Get real-time incident notifications and status reports straight into your Telegram chat — with second-level precision.

Connect Your Bot View Commands
Setup

Connect Telegram to Pulsely in Three Steps

Create a bot, grab your chat ID, and paste both into Pulsely. You will be sending incident alerts within five minutes.

Step 1

Create a Bot via BotFather

Open Telegram, search for @BotFather, and send /newbot. Follow the prompts to choose a display name (e.g., "Pulsely Monitor") and a username ending in bot (e.g., pulsely_status_bot). BotFather will reply with an HTTP API token like 714820391:AAHxR3kLmNqP7sT0vUyWz. Copy that token — you will need it in the next step.

Step 2

Find Your Chat ID

Message your new bot with any text (for example, /start). Then open https://api.telegram.org/bot<YOUR_TOKEN>/getUpdates in a browser. Look for the "chat":{"id":123456789} field — that numeric value is your chat ID. If you want alerts in a group channel, add the bot as an administrator and use the group's ID (it will start with -100).

Step 3

Add the Integration in Pulsely

Go to Settings → Integrations → Telegram in your Pulsely dashboard. Paste the BotFather token and the chat ID, then click Verify Connection. Pulsely will send a test message to confirm everything works. Toggle Active and select which monitors should trigger Telegram alerts.

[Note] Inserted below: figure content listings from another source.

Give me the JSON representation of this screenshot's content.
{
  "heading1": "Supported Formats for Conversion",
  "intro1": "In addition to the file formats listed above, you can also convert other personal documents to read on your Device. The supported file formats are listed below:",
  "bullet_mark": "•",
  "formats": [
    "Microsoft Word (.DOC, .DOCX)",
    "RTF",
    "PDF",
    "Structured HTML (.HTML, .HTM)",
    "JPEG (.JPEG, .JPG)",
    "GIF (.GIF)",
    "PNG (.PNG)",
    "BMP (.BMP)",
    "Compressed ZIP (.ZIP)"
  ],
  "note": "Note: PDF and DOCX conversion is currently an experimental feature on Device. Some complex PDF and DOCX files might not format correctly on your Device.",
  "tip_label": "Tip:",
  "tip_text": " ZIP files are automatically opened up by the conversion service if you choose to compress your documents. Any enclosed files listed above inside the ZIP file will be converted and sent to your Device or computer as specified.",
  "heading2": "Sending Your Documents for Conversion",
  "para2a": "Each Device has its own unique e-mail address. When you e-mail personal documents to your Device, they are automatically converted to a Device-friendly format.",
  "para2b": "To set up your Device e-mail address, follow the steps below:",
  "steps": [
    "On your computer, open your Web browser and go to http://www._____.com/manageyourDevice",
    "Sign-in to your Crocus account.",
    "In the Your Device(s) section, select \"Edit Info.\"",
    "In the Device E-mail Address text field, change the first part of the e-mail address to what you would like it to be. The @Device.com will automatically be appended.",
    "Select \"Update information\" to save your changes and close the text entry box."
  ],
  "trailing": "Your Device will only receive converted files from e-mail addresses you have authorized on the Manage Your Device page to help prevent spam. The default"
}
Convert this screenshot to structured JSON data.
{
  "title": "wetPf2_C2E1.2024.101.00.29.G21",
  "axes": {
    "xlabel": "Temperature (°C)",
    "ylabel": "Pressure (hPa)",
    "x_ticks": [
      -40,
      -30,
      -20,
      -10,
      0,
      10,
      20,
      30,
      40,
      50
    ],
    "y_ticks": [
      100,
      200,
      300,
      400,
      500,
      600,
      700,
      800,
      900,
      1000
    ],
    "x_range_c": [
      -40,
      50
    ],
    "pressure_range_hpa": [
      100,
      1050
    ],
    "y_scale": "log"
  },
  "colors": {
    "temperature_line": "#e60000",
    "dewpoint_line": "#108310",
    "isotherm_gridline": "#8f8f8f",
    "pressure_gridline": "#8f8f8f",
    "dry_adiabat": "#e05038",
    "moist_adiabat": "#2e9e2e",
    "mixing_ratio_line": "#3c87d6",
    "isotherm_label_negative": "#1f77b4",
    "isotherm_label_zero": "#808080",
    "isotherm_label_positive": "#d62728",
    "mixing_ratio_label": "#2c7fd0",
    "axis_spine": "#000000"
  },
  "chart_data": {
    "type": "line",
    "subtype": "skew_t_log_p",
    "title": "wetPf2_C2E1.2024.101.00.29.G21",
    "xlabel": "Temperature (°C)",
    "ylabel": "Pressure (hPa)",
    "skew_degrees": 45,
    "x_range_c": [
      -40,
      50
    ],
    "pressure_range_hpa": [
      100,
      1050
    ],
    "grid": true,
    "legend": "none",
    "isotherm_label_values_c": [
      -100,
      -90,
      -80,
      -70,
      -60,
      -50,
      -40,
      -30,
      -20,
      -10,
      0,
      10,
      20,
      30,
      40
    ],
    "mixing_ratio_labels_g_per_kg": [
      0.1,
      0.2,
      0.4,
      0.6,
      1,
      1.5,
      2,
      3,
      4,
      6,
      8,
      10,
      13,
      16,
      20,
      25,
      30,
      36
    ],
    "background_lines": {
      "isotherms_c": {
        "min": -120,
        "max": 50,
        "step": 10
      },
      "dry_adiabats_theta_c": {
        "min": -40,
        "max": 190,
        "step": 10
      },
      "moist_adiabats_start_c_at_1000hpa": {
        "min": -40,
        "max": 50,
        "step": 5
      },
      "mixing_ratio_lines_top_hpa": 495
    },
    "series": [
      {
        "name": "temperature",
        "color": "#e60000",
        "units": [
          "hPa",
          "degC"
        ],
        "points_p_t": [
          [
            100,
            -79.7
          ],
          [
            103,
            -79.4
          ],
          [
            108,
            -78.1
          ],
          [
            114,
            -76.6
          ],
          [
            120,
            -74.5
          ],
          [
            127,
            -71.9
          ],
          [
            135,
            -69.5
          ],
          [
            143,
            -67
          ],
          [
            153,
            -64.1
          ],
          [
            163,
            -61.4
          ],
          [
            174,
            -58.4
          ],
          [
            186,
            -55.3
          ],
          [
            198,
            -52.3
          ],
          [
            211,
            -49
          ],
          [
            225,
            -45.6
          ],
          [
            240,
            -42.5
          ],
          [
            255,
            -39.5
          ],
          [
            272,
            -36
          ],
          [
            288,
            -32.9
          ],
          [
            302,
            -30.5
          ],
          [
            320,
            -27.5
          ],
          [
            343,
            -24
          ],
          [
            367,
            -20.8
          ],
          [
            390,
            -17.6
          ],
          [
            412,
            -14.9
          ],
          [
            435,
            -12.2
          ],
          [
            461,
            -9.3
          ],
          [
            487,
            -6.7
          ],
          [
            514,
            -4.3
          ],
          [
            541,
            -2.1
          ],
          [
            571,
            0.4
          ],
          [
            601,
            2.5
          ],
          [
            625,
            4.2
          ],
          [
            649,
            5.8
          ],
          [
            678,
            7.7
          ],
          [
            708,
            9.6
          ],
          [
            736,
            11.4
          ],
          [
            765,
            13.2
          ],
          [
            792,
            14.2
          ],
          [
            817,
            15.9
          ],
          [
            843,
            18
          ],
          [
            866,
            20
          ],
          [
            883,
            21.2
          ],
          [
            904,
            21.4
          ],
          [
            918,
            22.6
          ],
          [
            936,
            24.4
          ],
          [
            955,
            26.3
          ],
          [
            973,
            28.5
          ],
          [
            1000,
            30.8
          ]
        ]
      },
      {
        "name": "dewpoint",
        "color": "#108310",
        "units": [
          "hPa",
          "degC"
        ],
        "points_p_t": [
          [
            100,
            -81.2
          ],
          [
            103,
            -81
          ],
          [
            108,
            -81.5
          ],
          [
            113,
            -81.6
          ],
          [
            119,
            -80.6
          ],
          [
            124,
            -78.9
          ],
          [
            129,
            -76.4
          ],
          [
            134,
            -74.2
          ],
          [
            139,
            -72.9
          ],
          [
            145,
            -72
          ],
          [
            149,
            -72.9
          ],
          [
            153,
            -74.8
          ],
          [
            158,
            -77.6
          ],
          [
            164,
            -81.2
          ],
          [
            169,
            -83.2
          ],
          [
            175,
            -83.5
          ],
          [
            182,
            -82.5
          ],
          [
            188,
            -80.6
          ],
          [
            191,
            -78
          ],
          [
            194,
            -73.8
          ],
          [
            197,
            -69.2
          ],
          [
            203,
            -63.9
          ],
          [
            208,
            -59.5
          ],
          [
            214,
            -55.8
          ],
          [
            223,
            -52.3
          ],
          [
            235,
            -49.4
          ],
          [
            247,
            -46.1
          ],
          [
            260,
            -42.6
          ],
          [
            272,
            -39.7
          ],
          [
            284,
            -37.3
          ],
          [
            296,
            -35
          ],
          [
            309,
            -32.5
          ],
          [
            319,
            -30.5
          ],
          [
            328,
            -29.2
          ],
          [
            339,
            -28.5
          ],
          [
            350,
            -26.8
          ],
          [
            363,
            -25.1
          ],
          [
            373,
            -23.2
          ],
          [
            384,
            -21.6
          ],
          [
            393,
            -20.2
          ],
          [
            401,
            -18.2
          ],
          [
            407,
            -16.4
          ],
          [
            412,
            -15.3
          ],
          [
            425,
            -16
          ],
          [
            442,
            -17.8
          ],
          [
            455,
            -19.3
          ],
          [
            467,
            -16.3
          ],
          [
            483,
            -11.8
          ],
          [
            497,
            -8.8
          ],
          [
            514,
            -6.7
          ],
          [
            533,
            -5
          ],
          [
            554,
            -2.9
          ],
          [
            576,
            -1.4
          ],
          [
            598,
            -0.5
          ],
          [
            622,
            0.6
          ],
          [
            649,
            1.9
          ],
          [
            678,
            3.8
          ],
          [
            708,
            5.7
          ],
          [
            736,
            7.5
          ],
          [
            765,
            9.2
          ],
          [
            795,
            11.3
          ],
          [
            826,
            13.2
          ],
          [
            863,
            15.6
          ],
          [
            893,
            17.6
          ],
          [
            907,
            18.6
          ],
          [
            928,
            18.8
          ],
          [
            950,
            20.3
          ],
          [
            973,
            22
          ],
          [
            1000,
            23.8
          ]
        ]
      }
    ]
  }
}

Telegram bot integration screen showing the Pulsely settings page with fields for Bot Token and Chat ID, and a green Test message sent confirmation
Commands

Bot Commands for Status Checks

Once connected, your bot responds to slash commands so you can query monitor status without opening the dashboard.

/status

Returns a summary of every monitored endpoint: name, current state (Up / Degraded / Down), last check timestamp, and uptime percentage for the past 24 hours. Example: api.pulsely.io — Up — 99.97% — last checked 14s ago.

/ping <name>

Triggers an immediate check on a specific monitor identified by its display name or slug. The bot replies within two seconds with the HTTP status code, response time in milliseconds, and a pass/fail verdict.

/incidents

Lists the five most recent incidents with their start time, severity level, affected monitor, and resolution status. Useful for quick handoff during on-call rotations.

/mute <name> <duration>

Pauses Telegram alerts for a single monitor for a specified window (e.g., /mute api.pulsely.io 30m). Useful during planned maintenance windows so your chat stays quiet.

/uptime <name>

Shows a detailed uptime breakdown for one monitor: 7-day, 30-day, and 90-day percentages, total downtime in minutes, and a list of every incident with timestamps.

/help

Prints a quick reference card with all available commands, their syntax, and an example for each. Always the first command to try when you are unsure.

Why Telegram

Alerts That Arrive Where You Already Work

No extra apps, no email clutter. Pulsely pushes to the chat you open hundreds of times a day.

Latency

Under 2 Seconds to Delivery

Pulsely checks every monitor at configurable intervals (as fast as every 10 seconds). When a failure is detected, the Telegram webhook fires immediately — your phone buzzes before most email providers finish sending.

Reliability

Retry Logic Built In

If Telegram's API returns a temporary error, Pulsely retries up to three times with exponential backoff (5 s, 15 s, 45 s). Every retry is logged in the incident timeline so you can audit delivery.

Flexibility

One Bot, Many Channels

Forward alerts to a personal chat for solo developers, a project group for a small team, or a broadcast channel with 200+ subscribers. The same token and configuration work everywhere — just change the chat ID.